Administrators also made cuts in expenditures of $2.7 million to balance the budget.
Correspondingly, the board previously approved a budget lid override as set forth by state statute. Schram said the override only allows the College to accept additional state aid or property tax dollars if they would become available.
Also on Thursday, the board approved the non-tax supported self-supporting budgets of $43.3 million. Northeast’s non-tax supporting funds are financed by sales and fee revenue, federal financial aid, state and federal grants, capital campaigns, and revenue bonds.
“I want to thank the administration and staff for their excellent work in developing this budget before us today,” said Steve Anderson, Concord, board chair. “It can be a challenge to go back in and look for places to reduce spending. However, that has been achieved in this fiscally responsible spending plan.”
Anderson continued, “It is the board’s wish to maintain our investment in Northeast Community College as it reflects in our commitment to serve the constituents of northeast and north central Nebraska by creating opportunities for them to achieve their educational goals while addressing workforce development issues across the region.”
Gene Willers, Pilger, chair of the Finance Committee, said he and fellow board members are mindful of their responsibility to be good stewards of public funds.

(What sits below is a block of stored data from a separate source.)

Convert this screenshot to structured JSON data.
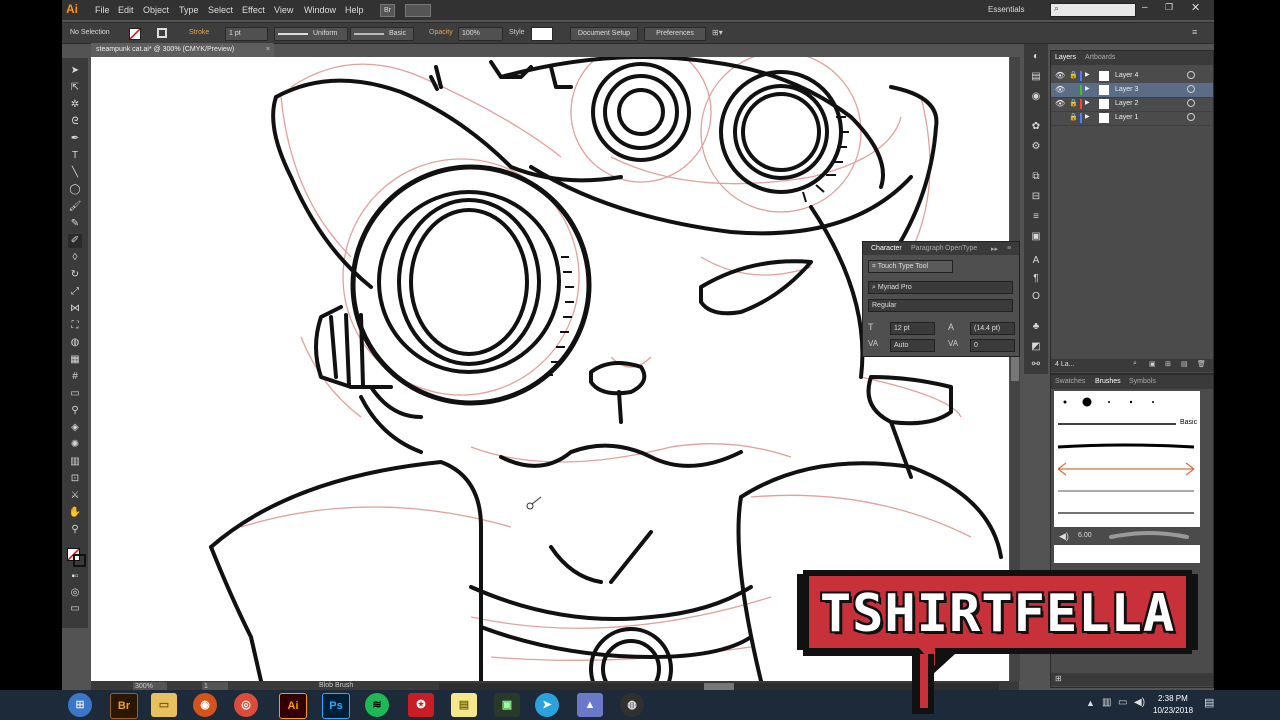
{
  "app": {
    "logo": "Ai",
    "menus": [
      "File",
      "Edit",
      "Object",
      "Type",
      "Select",
      "Effect",
      "View",
      "Window",
      "Help"
    ],
    "menu_badge": "Br",
    "workspace": "Essentials",
    "search_placeholder": ""
  },
  "control_bar": {
    "selection": "No Selection",
    "stroke_label": "Stroke",
    "stroke_value": "1 pt",
    "profile": "Uniform",
    "brush": "Basic",
    "opacity_label": "Opacity",
    "opacity_value": "100%",
    "style_label": "Style",
    "doc_setup": "Document Setup",
    "preferences": "Preferences"
  },
  "document": {
    "tab_title": "steampunk cat.ai* @ 300% (CMYK/Preview)"
  },
  "layers_panel": {
    "tabs": [
      "Layers",
      "Artboards"
    ],
    "layers": [
      {
        "name": "Layer 4",
        "color": "#4f7fff",
        "selected": false
      },
      {
        "name": "Layer 3",
        "color": "#3fbf3f",
        "selected": true
      },
      {
        "name": "Layer 2",
        "color": "#ff4040",
        "selected": false
      },
      {
        "name": "Layer 1",
        "color": "#4f7fff",
        "selected": false
      }
    ],
    "footer": "4 La..."
  },
  "character_panel": {
    "tabs": [
      "Character",
      "Paragraph",
      "OpenType"
    ],
    "touch_type": "Touch Type Tool",
    "font_family": "Myriad Pro",
    "font_style": "Regular",
    "size": "12 pt",
    "leading": "(14.4 pt)",
    "kerning": "Auto",
    "tracking": "0"
  },
  "brushes_panel": {
    "tabs": [
      "Swatches",
      "Brushes",
      "Symbols"
    ],
    "basic_label": "Basic",
    "brush_size": "6.00"
  },
  "statusbar": {
    "zoom": "300%",
    "artboard": "1",
    "tool": "Blob Brush"
  },
  "taskbar": {
    "time": "2:38 PM",
    "date": "10/23/2018",
    "icons": [
      "windows-start",
      "bridge",
      "file-explorer",
      "firefox",
      "chrome",
      "illustrator",
      "photoshop",
      "spotify",
      "game-app",
      "notes",
      "terminal",
      "telegram",
      "app-cone",
      "obs"
    ]
  },
  "watermark": {
    "text": "TSHIRTFELLA"
  },
  "colors": {
    "accent_orange": "#f7941d",
    "watermark_red": "#c8303a",
    "sketch_pink": "#e0a19b",
    "selection_blue": "#5a6c86"
  }
}
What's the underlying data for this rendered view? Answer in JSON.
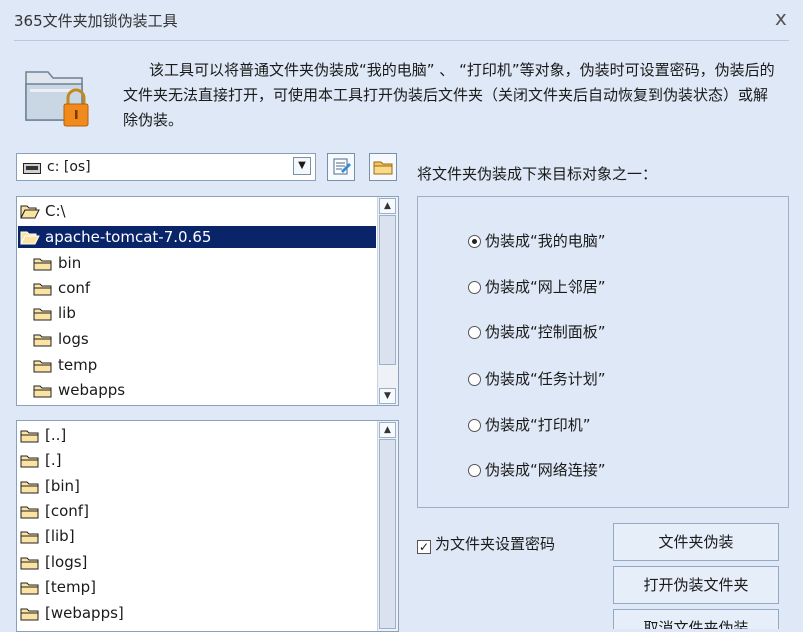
{
  "window": {
    "title": "365文件夹加锁伪装工具",
    "close": "x"
  },
  "description": "该工具可以将普通文件夹伪装成“我的电脑” 、 “打印机”等对象，伪装时可设置密码，伪装后的文件夹无法直接打开，可使用本工具打开伪装后文件夹（关闭文件夹后自动恢复到伪装状态）或解除伪装。",
  "drive": {
    "label": "c: [os]"
  },
  "folder_tree": [
    {
      "label": "C:\\",
      "open": true
    },
    {
      "label": "apache-tomcat-7.0.65",
      "open": true,
      "selected": true
    },
    {
      "label": "bin"
    },
    {
      "label": "conf"
    },
    {
      "label": "lib"
    },
    {
      "label": "logs"
    },
    {
      "label": "temp"
    },
    {
      "label": "webapps"
    }
  ],
  "file_list": [
    "[..]",
    "[.]",
    "[bin]",
    "[conf]",
    "[lib]",
    "[logs]",
    "[temp]",
    "[webapps]"
  ],
  "target_label": "将文件夹伪装成下来目标对象之一：",
  "options": [
    {
      "label": "伪装成“我的电脑”",
      "checked": true
    },
    {
      "label": "伪装成“网上邻居”",
      "checked": false
    },
    {
      "label": "伪装成“控制面板”",
      "checked": false
    },
    {
      "label": "伪装成“任务计划”",
      "checked": false
    },
    {
      "label": "伪装成“打印机”",
      "checked": false
    },
    {
      "label": "伪装成“网络连接”",
      "checked": false
    }
  ],
  "password_checkbox": {
    "label": "为文件夹设置密码",
    "checked": true
  },
  "buttons": {
    "disguise": "文件夹伪装",
    "open": "打开伪装文件夹",
    "remove": "取消文件夹伪装"
  },
  "colors": {
    "background": "#dfe8f6",
    "selection": "#0a246a",
    "folder": "#f6c35d"
  }
}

“This year, we were able to maintain the tax levy while upholding our commitment of providing a quality education to our students. I commend the administration in its efforts in finding a way to move us forward through thoughtful planning and financing of the college,” he said.
Mary Honke, co interim president, said this budget enables Northeast to continue to meet its mission of providing accessible, affordable educational opportunities to students as well delivering multiple services to its constituency.
“Preparing our students for the workforce not only benefits the student, but directly benefits business and industry skilled workforce shortages. While Northeast contributes to the workforce through our skilled graduates and training programs, the College’s regional impact is substantial to this region of Nebraska.”
The Northeast Community College Career Services Office reports in its latest placement report, that 85-percent of Northeast graduates are employed in Nebraska; 58-percent in the College’s 20 county service area.